FIND: A Simple yet Effective Baseline for Diffusion-Generated Image Detection
This addresses the critical detection challenge posed by realistic diffusion-generated images, offering a practical and efficient solution for content verification, though it is incremental as it builds on prior work using reconstruction errors.
The paper tackles the problem of detecting images generated by diffusion models by proposing FIND, a method that uses a simple binary classifier with noise augmentation to distinguish real from synthetic images based on Gaussian distribution fitting, achieving an 11.7% performance improvement on the GenImage benchmark and running 126x faster than existing methods.

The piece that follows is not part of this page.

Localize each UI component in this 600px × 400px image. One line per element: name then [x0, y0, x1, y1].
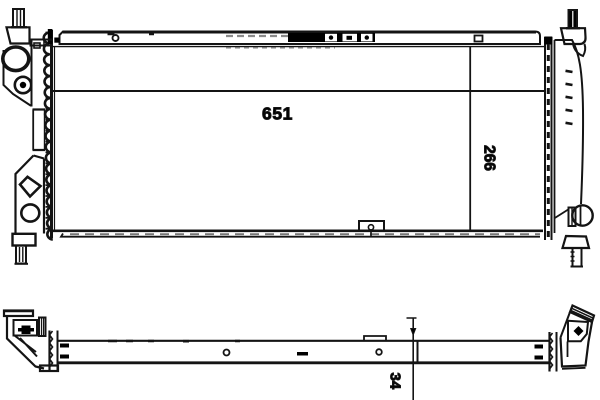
- svg-text:266: 266: [481, 145, 498, 171]
- svg-text:651: 651: [262, 104, 293, 124]
- svg-text:34: 34: [387, 373, 404, 390]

The remarkable realism of images generated by diffusion models poses critical detection challenges. Current methods utilize reconstruction error as a discriminative feature, exploiting the observation that real images exhibit higher reconstruction errors when processed through diffusion models. However, these approaches require costly reconstruction computations and depend on specific diffusion models, making their performance highly model-dependent. We identify a fundamental difference: real images are more difficult to fit with Gaussian distributions compared to synthetic ones. In this paper, we propose Forgery Identification via Noise Disturbance (FIND), a novel method that requires only a simple binary classifier. It eliminates reconstruction by directly targeting the core distributional difference between real and synthetic images. Our key operation is to add Gaussian noise to real images during training and label these noisy versions as synthetic. This step allows the classifier to focus on the statistical patterns that distinguish real from synthetic images. We theoretically prove that the noise-augmented real images resemble diffusion-generated images in their ease of Gaussian fitting. Furthermore, simply by adding noise, they still retain visual similarity to the original images, highlighting the most discriminative distribution-related features. The proposed FIND improves performance by 11.7% on the GenImage benchmark while running 126x faster than existing methods. By removing the need for auxiliary diffusion models and reconstruction, it offers a practical, efficient, and generalizable way to detect diffusion-generated content.